The only other interesting part of the code is when the model does it’s thing. Framebuffer completeness rules state, in a roundabout way, that you can only render into a RGBA framebuffer of type UNSIGNED_BYTE. So, slightly annoyingly, you need to strip the red values out the array from the preprocssing, which is done using the helper fiter function const red = (el, i, arr) => i % 4 === 0;. This is then converted to a tensor and given to TensorflowJS:
async function predict(model, pixels) {
const red = (el, i, arr) => i % 4 === 0;
const logits = tf.tidy(() => {
// Take only Red value from RGBA data
const redChannel = pixels.filter(red);
const img = tf.tensor(redChannel, [256, 256, 1]).toFloat();
const offset = tf.scalar(127.5);
const normalized = img.sub(offset).div(offset);
const batched = normalized.reshape(MODEL_INPUT_SHAPE);
return model.predict(batched);
});
const output = await postProcessTF(logits);
const data = await output.data();
glio.draw(video, data, SHOW_PREPROCESS);
output.dispose();
logits.dispose();
}
The rest is mostly boring stuff to make it a usable website with buttons and stuff.

Summary
In all I am quite pleased.

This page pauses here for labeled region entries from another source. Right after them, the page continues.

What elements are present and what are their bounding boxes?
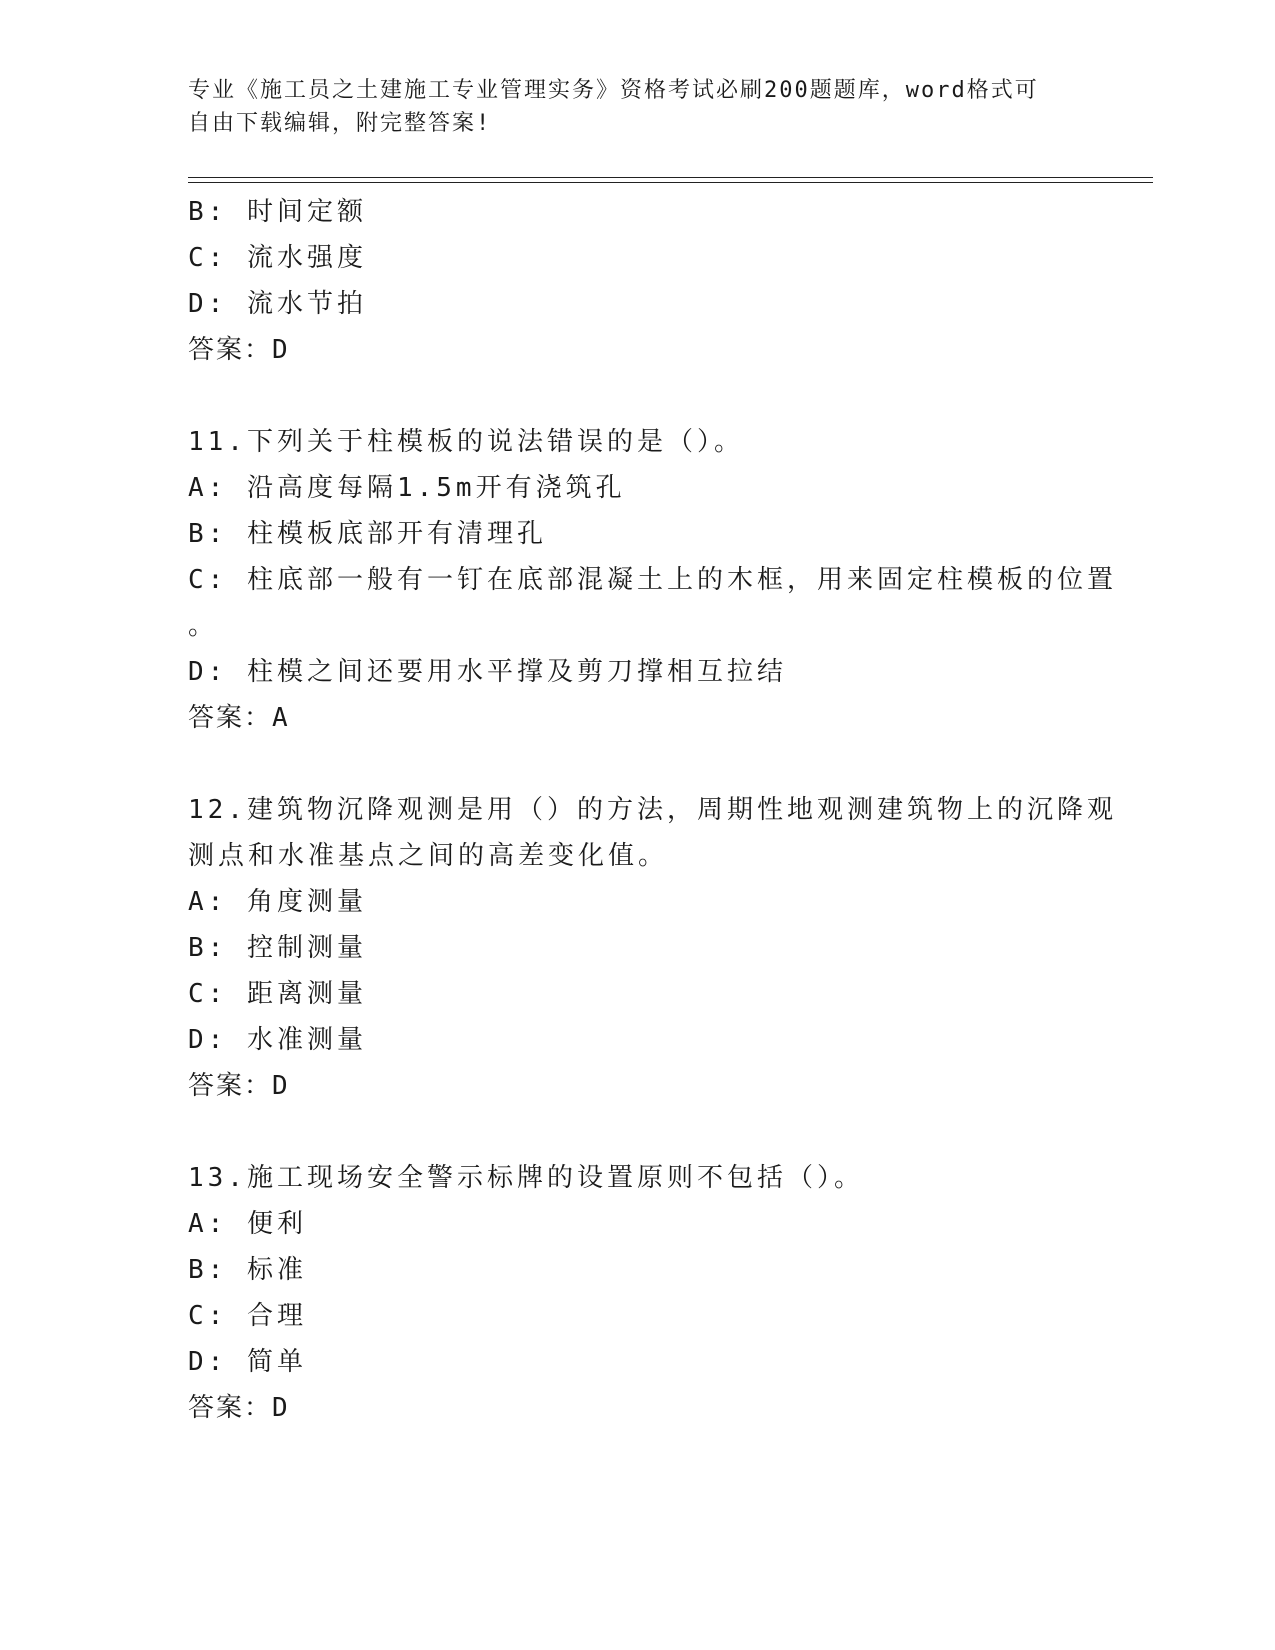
q11-option-a: A: 沿高度每隔1.5m开有浇筑孔 bbox=[188, 473, 626, 503]
header-line-2: 自由下载编辑，附完整答案! bbox=[188, 111, 492, 136]
q13-question: 13.施工现场安全警示标牌的设置原则不包括（）。 bbox=[188, 1163, 864, 1193]
document-header bbox=[188, 74, 1068, 140]
q11-answer: 答案：A bbox=[188, 703, 290, 733]
q11-question: 11.下列关于柱模板的说法错误的是（）。 bbox=[188, 427, 744, 457]
q12-question-line-2: 测点和水准基点之间的高差变化值。 bbox=[188, 841, 669, 871]
header-line-1: 专业《施工员之土建施工专业管理实务》资格考试必刷200题题库，word格式可 bbox=[188, 78, 1039, 103]
q12-question-line-1: 12.建筑物沉降观测是用（）的方法，周期性地观测建筑物上的沉降观 bbox=[188, 795, 1117, 825]
q13-option-d: D: 简单 bbox=[188, 1347, 307, 1377]
spacer bbox=[188, 373, 1088, 419]
q13-answer: 答案：D bbox=[188, 1393, 290, 1423]
q13-option-b: B: 标准 bbox=[188, 1255, 307, 1285]
q13-option-a: A: 便利 bbox=[188, 1209, 307, 1239]
q12-option-b: B: 控制测量 bbox=[188, 933, 367, 963]
q10-option-c: C: 流水强度 bbox=[188, 243, 367, 273]
spacer bbox=[188, 741, 1088, 787]
header-divider-top bbox=[188, 177, 1153, 178]
q12-option-a: A: 角度测量 bbox=[188, 887, 367, 917]
q12-option-d: D: 水准测量 bbox=[188, 1025, 367, 1055]
q13-option-c: C: 合理 bbox=[188, 1301, 307, 1331]
q11-option-b: B: 柱模板底部开有清理孔 bbox=[188, 519, 547, 549]
q11-option-c-line-2: 。 bbox=[188, 611, 219, 641]
q11-option-c-line-1: C: 柱底部一般有一钉在底部混凝土上的木框，用来固定柱模板的位置 bbox=[188, 565, 1117, 595]
question-11 bbox=[188, 419, 1117, 741]
question-13 bbox=[188, 1155, 1088, 1431]
q12-option-c: C: 距离测量 bbox=[188, 979, 367, 1009]
header-divider-bottom bbox=[188, 182, 1153, 183]
q10-option-d: D: 流水节拍 bbox=[188, 289, 367, 319]
question-12 bbox=[188, 787, 1117, 1109]
q10-answer: 答案：D bbox=[188, 335, 290, 365]
q10-option-b: B: 时间定额 bbox=[188, 197, 367, 227]
question-10 bbox=[188, 189, 1088, 373]
q12-answer: 答案：D bbox=[188, 1071, 290, 1101]
spacer bbox=[188, 1109, 1088, 1155]
q11-option-d: D: 柱模之间还要用水平撑及剪刀撑相互拉结 bbox=[188, 657, 787, 687]
question-list bbox=[188, 189, 1117, 1431]
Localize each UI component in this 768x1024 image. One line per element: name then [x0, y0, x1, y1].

It hasn’t really seen the light of day yet. It’s been tested by enough people to write about, but it hasn’t been through the ringer, so to speak. I am excited to get feedback from the wider world though, from people that aren’t inherently interested in machine learning and would be seeing it with “untrained” eyes and with a more honest approach to the interaction.
There is a lot more that could be done to potentially improve it further but that’s mostly in the model architecture and training side of things. I would love to develop something like Auto-Pix2Pix a bit more to really make it easy for people to train models and put them to use on the web app.
I would also like to make a version which could be fullscreened and become more of a standalone piece. As it stands it still looks like, and is, and testing framework/proof of concept.